Whatever cautions this story holds in warning young women against idolizing a husband’s love, we shouldn’t overlook the tragedy: Her husband’s banner over her was disdain. Is she automatically an idolater because she longed to be delighted in by her husband? What about women like Leah today? Perhaps her final declaration of divine praise speaks as much indictment on her husband as it does sanctification in Leah.

The point stands for husbands today: We did not marry Leah. We did not marry the wrong girl. The ring, the covenant, the marriage makes her, at all times, our Rachel. Not to be overlooked. Not to be despised, compared, or assumed. She is flesh of your flesh and bone of your bone. Your lovely deer, your graceful doe. Your lily. Your beautiful one. Your well of desire and spring of delight. And she does not need to bring you children, success in your career, or an airbrushed physique to receive your blush-provoking, grave-protecting love.

A Prayer for Every Husband

God does not tolerate his church. He does not ignore her. He does not wake up in the morning thinking he married the wrong girl. Familiarity does not dampen his passion. Eternity will seem like a moment to him because of his love for her. She does not scheme to win his embrace. He spent his strength for her in his earthly life and was pierced for her transgressions to stab at the roots of death and shield her from the grave.

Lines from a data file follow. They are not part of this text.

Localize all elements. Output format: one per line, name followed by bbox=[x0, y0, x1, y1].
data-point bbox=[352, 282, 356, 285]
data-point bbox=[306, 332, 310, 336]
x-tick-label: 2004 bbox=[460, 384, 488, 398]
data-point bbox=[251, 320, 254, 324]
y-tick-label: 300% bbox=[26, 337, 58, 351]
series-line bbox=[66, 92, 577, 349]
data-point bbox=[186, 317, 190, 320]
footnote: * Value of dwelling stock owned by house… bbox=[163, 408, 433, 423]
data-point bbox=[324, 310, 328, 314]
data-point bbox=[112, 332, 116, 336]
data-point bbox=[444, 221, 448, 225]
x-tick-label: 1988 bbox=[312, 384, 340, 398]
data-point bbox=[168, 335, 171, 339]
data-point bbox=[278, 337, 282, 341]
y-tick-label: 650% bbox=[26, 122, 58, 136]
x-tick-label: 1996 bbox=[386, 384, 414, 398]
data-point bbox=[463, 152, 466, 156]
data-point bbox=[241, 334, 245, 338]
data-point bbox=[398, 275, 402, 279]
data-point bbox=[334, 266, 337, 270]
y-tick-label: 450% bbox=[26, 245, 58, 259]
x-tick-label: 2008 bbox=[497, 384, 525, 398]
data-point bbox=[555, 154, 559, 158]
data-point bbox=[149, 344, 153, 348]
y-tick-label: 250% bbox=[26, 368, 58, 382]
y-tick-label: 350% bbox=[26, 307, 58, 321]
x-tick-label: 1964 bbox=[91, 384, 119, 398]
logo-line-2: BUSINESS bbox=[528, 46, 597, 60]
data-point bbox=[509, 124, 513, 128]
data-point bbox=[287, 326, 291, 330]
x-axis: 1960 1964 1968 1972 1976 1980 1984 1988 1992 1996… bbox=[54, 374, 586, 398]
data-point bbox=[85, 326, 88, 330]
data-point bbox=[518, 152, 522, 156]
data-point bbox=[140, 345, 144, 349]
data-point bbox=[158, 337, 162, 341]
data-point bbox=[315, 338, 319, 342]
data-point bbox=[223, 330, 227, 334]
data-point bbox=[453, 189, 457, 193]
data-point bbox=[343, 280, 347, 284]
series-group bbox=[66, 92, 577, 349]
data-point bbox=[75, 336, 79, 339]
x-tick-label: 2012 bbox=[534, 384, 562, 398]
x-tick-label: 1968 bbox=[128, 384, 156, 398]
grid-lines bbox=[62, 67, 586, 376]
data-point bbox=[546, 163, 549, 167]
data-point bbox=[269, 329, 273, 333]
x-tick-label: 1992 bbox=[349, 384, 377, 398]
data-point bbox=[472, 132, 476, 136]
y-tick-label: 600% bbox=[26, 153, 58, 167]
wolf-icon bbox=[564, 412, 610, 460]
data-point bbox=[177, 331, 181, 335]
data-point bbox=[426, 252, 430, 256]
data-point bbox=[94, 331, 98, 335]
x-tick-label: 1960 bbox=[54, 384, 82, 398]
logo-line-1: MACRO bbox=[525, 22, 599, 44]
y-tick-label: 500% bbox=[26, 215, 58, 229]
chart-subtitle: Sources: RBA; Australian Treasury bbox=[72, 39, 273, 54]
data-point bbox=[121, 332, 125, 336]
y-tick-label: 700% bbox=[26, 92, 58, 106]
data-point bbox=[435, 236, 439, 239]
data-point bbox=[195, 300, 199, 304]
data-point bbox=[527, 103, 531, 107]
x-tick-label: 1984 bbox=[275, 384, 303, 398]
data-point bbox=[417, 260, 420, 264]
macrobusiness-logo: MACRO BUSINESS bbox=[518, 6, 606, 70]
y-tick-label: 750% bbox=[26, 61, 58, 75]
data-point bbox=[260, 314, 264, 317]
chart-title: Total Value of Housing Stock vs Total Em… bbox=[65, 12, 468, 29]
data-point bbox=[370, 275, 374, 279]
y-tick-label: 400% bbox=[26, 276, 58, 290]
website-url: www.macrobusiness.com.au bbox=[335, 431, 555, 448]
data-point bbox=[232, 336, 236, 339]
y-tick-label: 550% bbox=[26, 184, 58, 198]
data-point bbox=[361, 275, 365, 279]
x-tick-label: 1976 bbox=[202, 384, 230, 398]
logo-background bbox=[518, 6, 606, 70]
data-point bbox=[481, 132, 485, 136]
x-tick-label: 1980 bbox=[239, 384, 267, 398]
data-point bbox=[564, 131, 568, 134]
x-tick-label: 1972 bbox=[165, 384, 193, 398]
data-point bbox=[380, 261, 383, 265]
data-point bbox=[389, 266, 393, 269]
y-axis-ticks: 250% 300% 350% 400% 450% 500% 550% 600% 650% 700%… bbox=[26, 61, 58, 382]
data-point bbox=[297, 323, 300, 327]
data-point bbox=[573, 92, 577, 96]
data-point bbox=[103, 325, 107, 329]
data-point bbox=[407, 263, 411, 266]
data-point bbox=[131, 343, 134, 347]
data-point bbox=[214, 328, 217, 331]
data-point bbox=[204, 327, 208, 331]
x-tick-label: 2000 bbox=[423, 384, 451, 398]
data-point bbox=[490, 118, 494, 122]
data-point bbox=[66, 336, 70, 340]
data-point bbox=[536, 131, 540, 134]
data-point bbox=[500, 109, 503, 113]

This is amazing love, a holy love, a love that, to give an earthly analogy, God displays through husbands in our marriages: “As the bridegroom rejoices over the bride, so shall your God rejoice over you” (Isaiah 62:5).

Our delight in her is about his delight in us; our marriages about his (Ephesians 5:32). We, like Roy, follow our Bridegroom — braving Satan, the flesh, and the world — to plant our flag over her: She Is My Delight. Not, “She is my cook and cleaner.” Not, “She is my children’s mother.” But, “She is my chosen, my favorite, my fairest one.” She seeps into our sentences. Our hearts sing her name.

Time and again, let us pray, “Lord, may she increasingly be my delight.”